Published: 13 October 2011

Abstract

Background

Yersinia pestis is a gram-negative bacterium that causes plague, a disease linked historically to the Black Death in Europe during the Middle Ages and to several outbreaks during the modern era. Metabolism in Y. pestis displays remarkable flexibility and robustness, allowing the bacterium to proliferate in both warm-blooded mammalian hosts and cold-blooded insect vectors such as fleas.

Results

Here we report a genome-scale reconstruction and mathematical model of metabolism for Y. pestis CO92 and supporting experimental growth and metabolite measurements.

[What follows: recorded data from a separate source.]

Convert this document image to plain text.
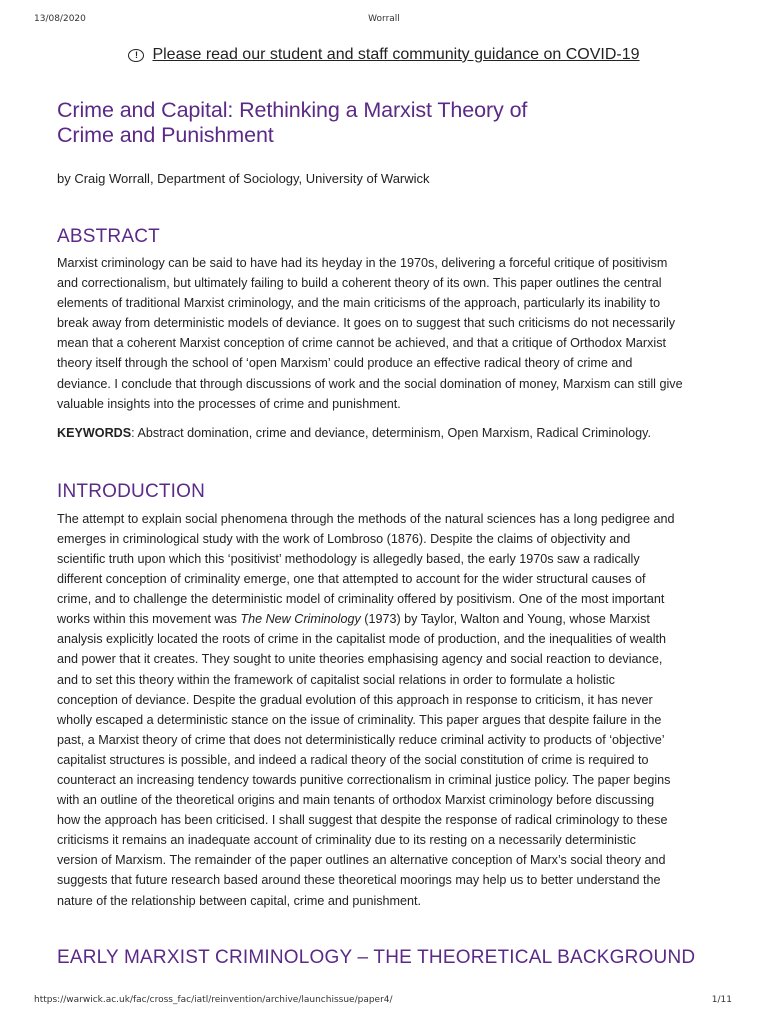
13/08/2020	Worrall
! Please read our student and staff community guidance on COVID-19
Crime and Capital: Rethinking a Marxist Theory of
Crime and Punishment
by Craig Worrall, Department of Sociology, University of Warwick
ABSTRACT

Marxist criminology can be said to have had its heyday in the 1970s, delivering a forceful critique of positivism
and correctionalism, but ultimately failing to build a coherent theory of its own. This paper outlines the central
elements of traditional Marxist criminology, and the main criticisms of the approach, particularly its inability to
break away from deterministic models of deviance. It goes on to suggest that such criticisms do not necessarily
mean that a coherent Marxist conception of crime cannot be achieved, and that a critique of Orthodox Marxist
theory itself through the school of ‘open Marxism’ could produce an effective radical theory of crime and
deviance. I conclude that through discussions of work and the social domination of money, Marxism can still give
valuable insights into the processes of crime and punishment.

KEYWORDS: Abstract domination, crime and deviance, determinism, Open Marxism, Radical Criminology.
INTRODUCTION

The attempt to explain social phenomena through the methods of the natural sciences has a long pedigree and
emerges in criminological study with the work of Lombroso (1876). Despite the claims of objectivity and
scientific truth upon which this ‘positivist’ methodology is allegedly based, the early 1970s saw a radically
different conception of criminality emerge, one that attempted to account for the wider structural causes of
crime, and to challenge the deterministic model of criminality offered by positivism. One of the most important
works within this movement was The New Criminology (1973) by Taylor, Walton and Young, whose Marxist
analysis explicitly located the roots of crime in the capitalist mode of production, and the inequalities of wealth
and power that it creates. They sought to unite theories emphasising agency and social reaction to deviance,
and to set this theory within the framework of capitalist social relations in order to formulate a holistic
conception of deviance. Despite the gradual evolution of this approach in response to criticism, it has never
wholly escaped a deterministic stance on the issue of criminality. This paper argues that despite failure in the
past, a Marxist theory of crime that does not deterministically reduce criminal activity to products of ‘objective’
capitalist structures is possible, and indeed a radical theory of the social constitution of crime is required to
counteract an increasing tendency towards punitive correctionalism in criminal justice policy. The paper begins
with an outline of the theoretical origins and main tenants of orthodox Marxist criminology before discussing
how the approach has been criticised. I shall suggest that despite the response of radical criminology to these
criticisms it remains an inadequate account of criminality due to its resting on a necessarily deterministic
version of Marxism. The remainder of the paper outlines an alternative conception of Marx’s social theory and
suggests that future research based around these theoretical moorings may help us to better understand the
nature of the relationship between capital, crime and punishment.

EARLY MARXIST CRIMINOLOGY – THE THEORETICAL BACKGROUND
https://warwick.ac.uk/fac/cross_fac/iatl/reinvention/archive/launchissue/paper4/	1/11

The model contains 815 genes, 678 proteins, 963 unique metabolites and 1678 reactions, accurately simulates growth on a range of carbon sources both qualitatively and quantitatively, and identifies gaps in several key biosynthetic pathways and suggests how those gaps might be filled. Furthermore, our model presents hypotheses to explain certain known nutritional requirements characteristic of this strain.

Conclusions

Y. pestis continues to be a dangerous threat to human health during modern times. The Y. pestis genome-scale metabolic reconstruction presented here, which has been benchmarked against experimental data and correctly reproduces known phenotypes, provides an in silico platform with which to investigate the metabolism of this important human pathogen.